Andre favoured them with another of his grins. Though he knew it was meant to be kindly, it still appeared to both the knights of Yesulam to be the precursor to a bestial snarl. "With mountains so close on either side, the weather can be quite rough. Have either of you seen any snow?"
"Once or twice," Egland replied, stroking the neck of his steed with the palm of his hand. "Pyralis is a warm country, we see snow in the highlands, but rarely elsewhere." He appeared thoughtful for one moment and then let slip, "I would greatly love to see a winter here. It was always a joyous occasion among my household when the winter brought us any snow."
Albert found himself nodding, though because he too wished to see a Metamorian winter. This was the reason that Yacoub and he had become fast friends; they both shared a love for the great wildernesses that Abba had provided for them. It was such an unusual trait for the son of a Pyralian dignitary, as most of them were urbane and lovers of cities and all that civilization had to offer. Someday, Albert would take his friend to the steppes, and there they would be true men of the horse.
"Perhaps, one day, if the curses are ever lifted, you will be able to see one," Andre mused, but his voice did not sound too hopeful. Despite his northern accent, the doubt that such would ever occur was plainly clear.
"Until then, I shall enjoy our visit," Egland said, before that momentary gloom could sink into their bones. "Tell me, is there any place where we might take a spot of ale and find something to eat? It has been a long journey, and the Patriarch ordered us to enjoy ourselves during our stay."
"Enjoy yourselves?" Saulius prodded curiously.
"Insofar as we didst not act in a manner unbecoming of a knight of Holy Mother Ecclesia," Albert added, running a curry down through Povunoth's flanks. It was always his practise to groom the charger each night after they had made camp. It kept the muscles well relaxed and ready for whatever might come on the morrow.
"Ah, certainly, the Deaf Mule is one such establishment, one of the singular places for Keepers to patronize. There are other establishments of course, some not quite so popular but equally well accounted."

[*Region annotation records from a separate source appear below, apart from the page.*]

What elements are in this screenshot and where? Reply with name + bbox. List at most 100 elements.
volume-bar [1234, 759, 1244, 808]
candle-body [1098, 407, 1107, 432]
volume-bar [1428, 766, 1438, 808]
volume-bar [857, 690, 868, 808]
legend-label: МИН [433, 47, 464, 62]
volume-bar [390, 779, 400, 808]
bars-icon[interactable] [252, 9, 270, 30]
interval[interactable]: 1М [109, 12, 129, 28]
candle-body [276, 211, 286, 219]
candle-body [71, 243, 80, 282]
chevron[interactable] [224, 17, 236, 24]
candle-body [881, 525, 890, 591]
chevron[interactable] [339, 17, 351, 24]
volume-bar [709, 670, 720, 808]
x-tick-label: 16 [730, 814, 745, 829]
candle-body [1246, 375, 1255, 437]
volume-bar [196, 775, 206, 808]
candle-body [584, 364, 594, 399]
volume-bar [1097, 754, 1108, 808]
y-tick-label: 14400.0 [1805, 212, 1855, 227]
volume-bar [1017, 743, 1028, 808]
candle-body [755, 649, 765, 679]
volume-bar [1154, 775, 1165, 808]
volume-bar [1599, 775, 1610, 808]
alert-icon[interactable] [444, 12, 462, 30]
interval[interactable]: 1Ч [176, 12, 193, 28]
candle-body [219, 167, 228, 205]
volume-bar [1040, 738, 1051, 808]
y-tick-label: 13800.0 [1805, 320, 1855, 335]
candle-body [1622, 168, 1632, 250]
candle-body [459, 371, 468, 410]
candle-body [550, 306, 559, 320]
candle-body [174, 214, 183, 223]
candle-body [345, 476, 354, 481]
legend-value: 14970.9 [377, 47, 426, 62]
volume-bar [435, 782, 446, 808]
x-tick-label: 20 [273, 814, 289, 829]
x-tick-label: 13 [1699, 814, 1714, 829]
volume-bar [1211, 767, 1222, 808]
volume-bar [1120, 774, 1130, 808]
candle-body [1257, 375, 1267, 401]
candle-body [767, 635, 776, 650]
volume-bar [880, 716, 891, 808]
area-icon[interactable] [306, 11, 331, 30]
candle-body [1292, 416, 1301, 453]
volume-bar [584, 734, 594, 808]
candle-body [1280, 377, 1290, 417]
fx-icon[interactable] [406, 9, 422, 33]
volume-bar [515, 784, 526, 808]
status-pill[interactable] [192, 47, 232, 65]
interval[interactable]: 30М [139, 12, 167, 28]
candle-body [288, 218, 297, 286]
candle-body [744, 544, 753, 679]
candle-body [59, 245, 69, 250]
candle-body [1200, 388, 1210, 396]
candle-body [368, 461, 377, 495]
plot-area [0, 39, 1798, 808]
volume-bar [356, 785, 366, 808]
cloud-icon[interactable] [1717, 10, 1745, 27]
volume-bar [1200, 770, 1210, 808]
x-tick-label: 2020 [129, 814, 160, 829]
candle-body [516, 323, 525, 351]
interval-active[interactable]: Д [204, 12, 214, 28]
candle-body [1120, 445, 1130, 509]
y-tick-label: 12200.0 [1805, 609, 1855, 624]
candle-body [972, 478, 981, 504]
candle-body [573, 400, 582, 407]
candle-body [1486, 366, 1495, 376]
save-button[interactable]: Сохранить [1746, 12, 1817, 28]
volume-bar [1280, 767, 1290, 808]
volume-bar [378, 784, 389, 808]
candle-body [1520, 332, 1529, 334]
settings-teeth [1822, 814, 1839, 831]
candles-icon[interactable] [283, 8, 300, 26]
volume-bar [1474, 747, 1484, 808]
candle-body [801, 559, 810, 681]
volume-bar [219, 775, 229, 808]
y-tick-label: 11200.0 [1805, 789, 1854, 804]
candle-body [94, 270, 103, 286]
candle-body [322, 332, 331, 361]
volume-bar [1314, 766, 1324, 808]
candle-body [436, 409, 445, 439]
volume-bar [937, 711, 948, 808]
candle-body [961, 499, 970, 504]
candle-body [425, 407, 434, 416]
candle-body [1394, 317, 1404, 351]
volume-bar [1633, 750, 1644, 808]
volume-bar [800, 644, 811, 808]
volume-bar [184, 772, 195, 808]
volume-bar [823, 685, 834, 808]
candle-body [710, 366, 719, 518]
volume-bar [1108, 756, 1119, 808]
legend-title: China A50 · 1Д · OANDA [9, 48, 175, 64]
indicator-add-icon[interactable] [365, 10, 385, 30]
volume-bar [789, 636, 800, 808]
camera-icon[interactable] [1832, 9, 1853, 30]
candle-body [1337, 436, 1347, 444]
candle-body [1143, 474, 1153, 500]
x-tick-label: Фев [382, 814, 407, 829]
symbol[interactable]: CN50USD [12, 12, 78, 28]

"Let us hie to this Deaf Mule," Albert suggested, his voice brim with pleasure. Though he was unsure of these two knights, there was no doubt they were companionable sorts. "It sounds like a rather congenial house."
"That it is, though I am afraid that it may be a bit crowded," Andre murmured. "Shall we wait for your fellow knights?"
Albert did his best not to blush, even as he felt Povunoth's tail slap him across his cheek, as if the horse knew what had been said and was reprimanding him for his thoughtlessness. "Of course, I am not much in the habit of being a part of great crowd."
"Neither am I, but for my esteemed peers," Andre held out his thick furred paws once more, gesturing to them both, "I will gladly make exception."
"And I as well. Ye are both honourable knights, and thou of my homeland no less! We shall wait for your companions until every last one is with us." Saulius wiggled his beard of whiskers, giving that whimsical cast to his muzzle once more. Sir Bryonoth found it hard not to laugh at the sight.